The EvoLLLution (Evo): Why is culture such a significant impediment to change and transformation at universities?
Richard Pattenaude (RP): History and tradition play an important role at traditional universities and, as a result, institutions are slow to change.
I worked at a research university for a number of years and found there that the faculty had a very strong voice and was less interested in some of the pedagogy and student-centered issues. There was a pressure on them to publish and that was a particularly rigid culture. I later worked in an adult-focused comprehensive university in an urban area. That culture was more open to change and faculty saw their work as having more dimensions to it. Then you take the culture I’m in now, which is a large online adult institution without tenure and we change very rapidly. We have our appropriate governance conversations but there’s a general sense that change is good for the institution and that change allows us to improve.
I don’t think it’s fair to say that there’s a single culture of higher education. There are ranges and types of cultures emerging in all institutions and there is the sense that some changes are needed at a greater pace. It will happen faster online than it will at a research university.
Evo: When it comes to pushing a change forward, one of the critiques innovators face is the belief that a change spearheaded at one type of institution would never work at another. How accurate is that critique of major changes?
RP: There’s some fairness in that. The way we work at a large online university is really hard to translate into a traditional university. What most institutions are doing is creating an entirely new entity that is more aligned with the new modalities and then attaching that to the institution.

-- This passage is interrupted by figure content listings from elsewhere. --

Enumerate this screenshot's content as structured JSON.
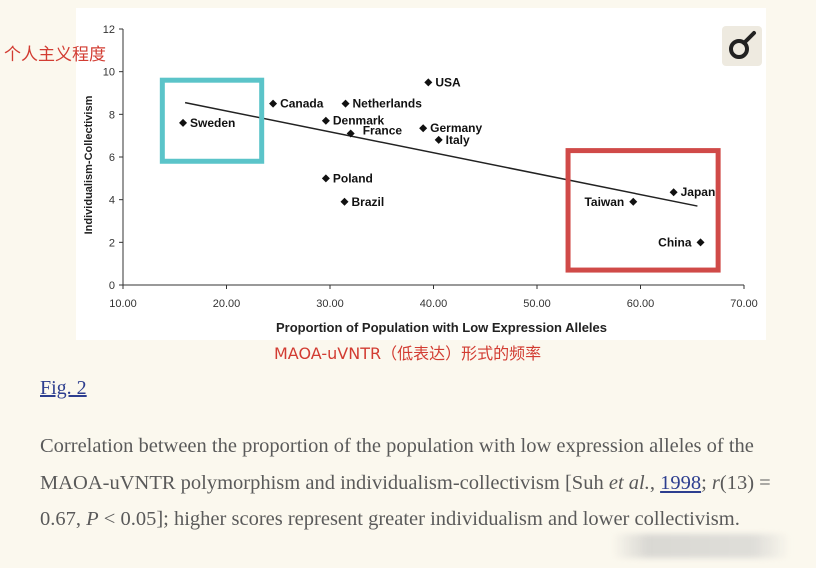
{
  "chart_data": {
    "type": "scatter",
    "xlabel": "Proportion of Population with Low Expression Alleles",
    "ylabel": "Individualism-Collectivism",
    "xlim": [
      10,
      70
    ],
    "ylim": [
      0,
      12
    ],
    "x_ticks": [
      "10.00",
      "20.00",
      "30.00",
      "40.00",
      "50.00",
      "60.00",
      "70.00"
    ],
    "y_ticks": [
      "0",
      "2",
      "4",
      "6",
      "8",
      "10",
      "12"
    ],
    "grid": false,
    "points": [
      {
        "label": "USA",
        "x": 39.5,
        "y": 9.5
      },
      {
        "label": "Canada",
        "x": 24.5,
        "y": 8.5
      },
      {
        "label": "Netherlands",
        "x": 31.5,
        "y": 8.5
      },
      {
        "label": "Sweden",
        "x": 15.8,
        "y": 7.6
      },
      {
        "label": "Denmark",
        "x": 29.6,
        "y": 7.7
      },
      {
        "label": "France",
        "x": 32.0,
        "y": 7.1
      },
      {
        "label": "Germany",
        "x": 39.0,
        "y": 7.35
      },
      {
        "label": "Italy",
        "x": 40.5,
        "y": 6.8
      },
      {
        "label": "Poland",
        "x": 29.6,
        "y": 5.0
      },
      {
        "label": "Brazil",
        "x": 31.4,
        "y": 3.9
      },
      {
        "label": "Taiwan",
        "x": 59.3,
        "y": 3.9
      },
      {
        "label": "Japan",
        "x": 63.2,
        "y": 4.35
      },
      {
        "label": "China",
        "x": 65.8,
        "y": 2.0
      }
    ],
    "trendline": {
      "x": [
        16,
        65.5
      ],
      "y": [
        8.55,
        3.7
      ]
    },
    "highlight_colors": {
      "sweden_box": "#5bc4c9",
      "east_asia_box": "#d04a48"
    }
  },
  "annotations": {
    "y_cn": "个人主义程度",
    "x_cn": "MAOA-uVNTR（低表达）形式的频率",
    "color": "#d23c32"
  },
  "figure": {
    "link_label": "Fig. 2",
    "caption_part1": "Correlation between the proportion of the population with low expression alleles of the MAOA-uVNTR polymorphism and individualism-collectivism [Suh ",
    "caption_etal": "et al.",
    "caption_comma": ", ",
    "caption_year": "1998",
    "caption_part2": "; ",
    "caption_r": "r",
    "caption_part3": "(13) = 0.67, ",
    "caption_p": "P",
    "caption_part4": " < 0.05]; higher scores represent greater individualism and lower collectivism."
  },
  "logo": {
    "icon": "publisher-logo-icon"
  }
}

The bottom line is that you can manage change if you are ready to manage change. It takes work, you need to engage people, you need to talk to the faculty, find the core faculty who are interested in change, and, most importantly, don’t try to change the whole place. Some schools are going to move faster than others but the person in charge—whether it’s the provost or the president—has to be ready to have meaningful, thoughtful interactions with the faculty.
Evo: For a senior leader, what is the risk of proposing and introducing changes that really fly in the face of institutional culture?
RP: There’s very high risk. The ability to introduce change depends on the level of trust that you’ve established with your organization, your transparency and your patience. It will never go as fast as the trustees or the legislature want and it shouldn’t go as slow as the faculty want. Somewhere in between is a reasonable pace of change.
Evo: What can university leaders do to mesh the institution’s strategic priorities with the institutional culture?
RP: You need to be very honest with people. I used to say to the faculty, “We have to pay attention to these budgets because no money, no mission.” What that meant was that I couldn’t ignore the legislature or the governor or other people who wanted us to be efficient and who were worried about tuition levels.
You need to express the change factors in a language that makes sense to faculty and is linked to their core values. Don’t try to change everybody. You find your change leaders, you support them, be polite and thoughtful. There’s no need to fight and you move change at a pace the organization can handle. You have to accept some limits. You can’t just come in and wipe the slate clean. Getting an organization to prepare for change takes an investment in that work.
Evo: Is there anything you’d like to add about what it takes to avoid the culture-eats-strategy situation?
RP: My dissertation advisor gave me a wonderful piece of advice—he said daily activity drives planned activity. The leader has to work in the very short term on problem solving: making sure courses are filled, hiring, all that. Mid-term they have to think about what programs are coming down the pipeline, whether the institution is hiring the right kind of faculty, and whether the institution is engaged in good planning. Longer term requires thinking about deeper change.
A university leader has to think about the nature of the institution’s culture, spend some energy trying to move that culture forward, invest in it and have an alignment between the culture, the mid-term plans and the short decisions. That alignment is very important.
This interview has been edited for length.